Figured I would ask the gurus before following Alice down the rabbit hole.
every request that leaves kamailio/openser is relayed based on SRV lookup, if it has a domain name in R-URI. I believe carrierroute does not cache the IP addresses for destination at startup, so you will get the domain name in the R-URI -- the developer of carrierroute module will confirm anyhow, be patient a bit, he is offline for few days.
Cheers, Daniel
On Thursday 02 October 2008, Daniel-Constantin Mierla wrote:
I am/will be a newbie to 1.3.x and beyond and have a question regarding a new requirement of two of my upstream providers. We have been running 1.1.1-notls since it was released. We have been in the mindset of, "if it's not broken, don't fix it". But our upstream providers are now telling us to move to DNS/SRV for signaling outbound
- for good reason.
We have been using LCR for carrier/gateway selection and for URI manipulation prior to relaying to a cluster of session boarder controllers. As you know the DB table for LCR only supports integers in the gw table for ip_addr. I have been reading up on 1.2.x and 1.3.x to upgrade to a solution that would allow us to stay within the same call processing (script) design, but still support the new upstream requirement. I noticed the carrierroute table rewrite_host column is string. Could this be used to satisfy my needs of manipulating the URI for an IP where the carrier still uses a list of gateway IP's to try and use the DNS/SRV domain name where the carrier requires the use for SRV look-up? The session boarder controllers will conduct the SRV look-up after receiving the relayed message from Kamailio, it is just getting the domain name on the URI instead of IP address that I am looking to accomplish. Will the carrierroute module assist in this effort or is there another way that I am totally missing?
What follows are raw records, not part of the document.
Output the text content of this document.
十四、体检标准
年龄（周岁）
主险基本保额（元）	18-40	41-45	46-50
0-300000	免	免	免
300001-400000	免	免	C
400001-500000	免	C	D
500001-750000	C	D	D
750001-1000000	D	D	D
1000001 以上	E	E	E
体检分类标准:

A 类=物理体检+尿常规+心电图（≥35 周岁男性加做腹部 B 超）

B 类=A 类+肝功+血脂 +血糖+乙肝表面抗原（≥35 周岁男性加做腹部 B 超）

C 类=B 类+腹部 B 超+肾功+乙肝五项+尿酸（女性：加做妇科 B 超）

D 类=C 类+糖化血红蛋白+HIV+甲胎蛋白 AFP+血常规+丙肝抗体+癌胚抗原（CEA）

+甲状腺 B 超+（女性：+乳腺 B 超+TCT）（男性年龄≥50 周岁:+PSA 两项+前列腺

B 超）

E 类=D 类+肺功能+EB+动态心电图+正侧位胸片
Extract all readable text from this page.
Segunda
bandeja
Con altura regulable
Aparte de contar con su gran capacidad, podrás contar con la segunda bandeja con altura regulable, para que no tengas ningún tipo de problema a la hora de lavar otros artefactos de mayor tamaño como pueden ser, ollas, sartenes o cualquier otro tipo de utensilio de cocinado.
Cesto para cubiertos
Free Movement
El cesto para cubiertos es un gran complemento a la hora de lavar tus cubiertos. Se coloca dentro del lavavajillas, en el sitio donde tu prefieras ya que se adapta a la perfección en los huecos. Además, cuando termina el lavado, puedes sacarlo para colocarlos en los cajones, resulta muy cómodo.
every request that leaves kamailio/openser is relayed based on SRV lookup, if it has a domain name in R-URI. I believe carrierroute does not cache the IP addresses for destination at startup, so you will get the domain name in the R-URI -- the developer of carrierroute module will confirm anyhow, be patient a bit, he is offline for few days.
Hello Kyle,
Daniel is right, carrierroute just rewrite the R-URI with the string that is found in the routing rule. It does not cache any DNS lookups. The rewritten message (with a domain) will be proceeded by the server core as any other message. So the scenario you described should work.
As a side note, if you only need to route to a few destinations, its also possible to use carrierroute without a database, which is perhaps easier to setup.
Cheers,
Henning
Daniel is right, carrierroute just rewrite the R-URI with the string that is found in the routing rule. It does not cache any DNS lookups. The rewritten message (with a domain) will be proceeded by the server core as any other message. So the scenario you described should work.
As a side note, if you only need to route to a few destinations, its also possible to use carrierroute without a database, which is perhaps easier to setup.
Cheers,
Henning
Henning,
I greatly appreciate your confirmation. I currently have 98 routes in the openser.lcr table, but I plan on initially using the configuration file to get my feet wet.